LOUISVILLE, KY (WAVE) - For the first time, qualifying candidates in Kentucky are getting some serious instructions on cybersecurity.
Secretary of State Alison Lundergan Grimes emailed every candidate in this election cycle the "Cybersecurity Campaign Playbook," created at Harvard.
The 35 page handbook offers stern warnings describing campaigns as "uniquely soft targets." It states the "risks of a potential attack are increasing and so are the consequences."
"You don't want to get embarrassed, that's probably the main point," Roman Yamploskiy, Director of the Cybersecurity Lab at the University of Louisville said. "If you are incompetent to where they can guess your password the first time, post something on your Twitter feed, it's a problem."
For a political campaign, it could be a case of pay now or pay later.

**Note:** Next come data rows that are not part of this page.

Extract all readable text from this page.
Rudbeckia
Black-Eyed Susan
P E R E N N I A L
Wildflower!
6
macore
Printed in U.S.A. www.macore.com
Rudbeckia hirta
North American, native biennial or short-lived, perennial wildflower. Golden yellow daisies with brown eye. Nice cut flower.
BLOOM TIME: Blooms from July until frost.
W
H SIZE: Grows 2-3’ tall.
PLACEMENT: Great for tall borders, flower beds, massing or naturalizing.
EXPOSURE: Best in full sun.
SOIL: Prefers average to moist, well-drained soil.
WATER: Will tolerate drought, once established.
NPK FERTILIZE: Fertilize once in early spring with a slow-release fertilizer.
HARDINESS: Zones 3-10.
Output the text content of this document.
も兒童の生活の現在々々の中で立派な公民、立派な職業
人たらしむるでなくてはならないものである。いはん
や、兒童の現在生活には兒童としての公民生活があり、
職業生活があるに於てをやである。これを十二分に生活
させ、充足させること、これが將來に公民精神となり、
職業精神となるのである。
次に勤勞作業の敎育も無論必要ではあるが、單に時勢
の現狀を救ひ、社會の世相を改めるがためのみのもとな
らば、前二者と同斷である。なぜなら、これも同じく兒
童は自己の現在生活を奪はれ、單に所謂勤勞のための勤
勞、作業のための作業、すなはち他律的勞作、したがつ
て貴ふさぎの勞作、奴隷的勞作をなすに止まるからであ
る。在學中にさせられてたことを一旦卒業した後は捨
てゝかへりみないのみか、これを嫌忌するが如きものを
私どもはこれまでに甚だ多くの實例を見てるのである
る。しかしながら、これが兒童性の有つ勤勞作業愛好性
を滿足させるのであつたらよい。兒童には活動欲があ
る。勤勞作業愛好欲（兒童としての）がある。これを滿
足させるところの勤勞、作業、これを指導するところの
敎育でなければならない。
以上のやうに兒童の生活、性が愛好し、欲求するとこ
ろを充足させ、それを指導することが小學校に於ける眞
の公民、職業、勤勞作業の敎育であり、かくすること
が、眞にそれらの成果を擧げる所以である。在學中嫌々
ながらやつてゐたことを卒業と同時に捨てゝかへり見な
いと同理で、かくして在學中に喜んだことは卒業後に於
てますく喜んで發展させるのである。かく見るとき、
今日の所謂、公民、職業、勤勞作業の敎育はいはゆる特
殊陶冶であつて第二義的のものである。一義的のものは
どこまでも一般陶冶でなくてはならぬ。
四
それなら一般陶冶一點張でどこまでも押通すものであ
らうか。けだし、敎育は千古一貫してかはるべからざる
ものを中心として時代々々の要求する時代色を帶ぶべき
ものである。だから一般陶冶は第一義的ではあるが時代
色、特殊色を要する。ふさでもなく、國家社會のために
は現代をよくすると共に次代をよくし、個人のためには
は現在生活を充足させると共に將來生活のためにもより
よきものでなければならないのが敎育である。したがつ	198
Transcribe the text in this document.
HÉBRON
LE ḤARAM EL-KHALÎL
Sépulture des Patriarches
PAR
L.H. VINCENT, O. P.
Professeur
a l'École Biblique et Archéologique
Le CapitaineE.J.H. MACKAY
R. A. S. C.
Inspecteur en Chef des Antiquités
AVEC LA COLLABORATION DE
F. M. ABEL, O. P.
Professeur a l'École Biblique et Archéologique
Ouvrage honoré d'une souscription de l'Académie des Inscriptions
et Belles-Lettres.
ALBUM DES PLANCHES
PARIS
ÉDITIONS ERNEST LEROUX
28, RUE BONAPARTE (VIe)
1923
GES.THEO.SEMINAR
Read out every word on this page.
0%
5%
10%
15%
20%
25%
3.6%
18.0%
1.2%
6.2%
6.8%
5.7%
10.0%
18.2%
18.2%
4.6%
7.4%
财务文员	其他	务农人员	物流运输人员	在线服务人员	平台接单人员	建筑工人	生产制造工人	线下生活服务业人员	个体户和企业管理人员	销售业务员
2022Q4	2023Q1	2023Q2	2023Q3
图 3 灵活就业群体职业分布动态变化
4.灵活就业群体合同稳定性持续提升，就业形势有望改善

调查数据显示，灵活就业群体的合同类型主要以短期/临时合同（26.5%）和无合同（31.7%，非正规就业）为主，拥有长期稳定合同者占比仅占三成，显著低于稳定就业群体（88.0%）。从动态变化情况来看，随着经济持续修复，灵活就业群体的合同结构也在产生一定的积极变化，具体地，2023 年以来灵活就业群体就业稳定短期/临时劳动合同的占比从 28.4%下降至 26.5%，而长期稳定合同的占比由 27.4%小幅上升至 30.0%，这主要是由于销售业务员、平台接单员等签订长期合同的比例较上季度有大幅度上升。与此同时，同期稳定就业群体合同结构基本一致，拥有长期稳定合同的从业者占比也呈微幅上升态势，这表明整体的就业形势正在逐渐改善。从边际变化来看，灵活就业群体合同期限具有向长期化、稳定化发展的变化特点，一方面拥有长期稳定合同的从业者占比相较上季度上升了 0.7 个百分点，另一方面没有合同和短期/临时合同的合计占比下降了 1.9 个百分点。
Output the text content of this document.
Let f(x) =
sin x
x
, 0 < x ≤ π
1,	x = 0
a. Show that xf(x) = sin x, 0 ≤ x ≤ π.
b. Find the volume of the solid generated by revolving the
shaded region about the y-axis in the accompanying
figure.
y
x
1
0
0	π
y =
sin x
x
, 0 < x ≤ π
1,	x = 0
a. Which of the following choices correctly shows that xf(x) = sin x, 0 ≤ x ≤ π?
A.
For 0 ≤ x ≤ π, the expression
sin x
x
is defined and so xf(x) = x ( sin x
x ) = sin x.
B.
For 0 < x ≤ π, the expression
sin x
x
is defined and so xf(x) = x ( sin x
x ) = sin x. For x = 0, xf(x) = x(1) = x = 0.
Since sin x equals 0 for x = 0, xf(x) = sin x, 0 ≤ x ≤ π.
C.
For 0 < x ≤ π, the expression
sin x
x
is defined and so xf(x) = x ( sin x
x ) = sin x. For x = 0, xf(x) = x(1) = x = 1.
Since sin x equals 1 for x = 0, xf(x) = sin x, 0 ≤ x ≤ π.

Files with accounts, donor information, policy drafts and personal communications could be gold to hackers regardless of the importance of the office being sought. The Harvard Playbook says "the strongest defenses that time and money allow is key."
"Depending on the value of the information you're protecting," Yamploskiy said. "More and more resources would have to be allocated to protect that information."
"What we have given them is the basic information they need to not only keep their campaign safe from foreign cyber intrusion, but also the personally identifiable information they garner as they try to get people to the polls," Kentucky Secretary of State Alison Lundergan Grimes said.
The playbook recommends a checklist for candidates to follow that includes strong passwords for access, a secure commercial cloud service for storage, and multi-layered security features.
But experts say even then there is no guarantee of security. One of the strongest points made in the playbook is to have a plan if or when something goes wrong.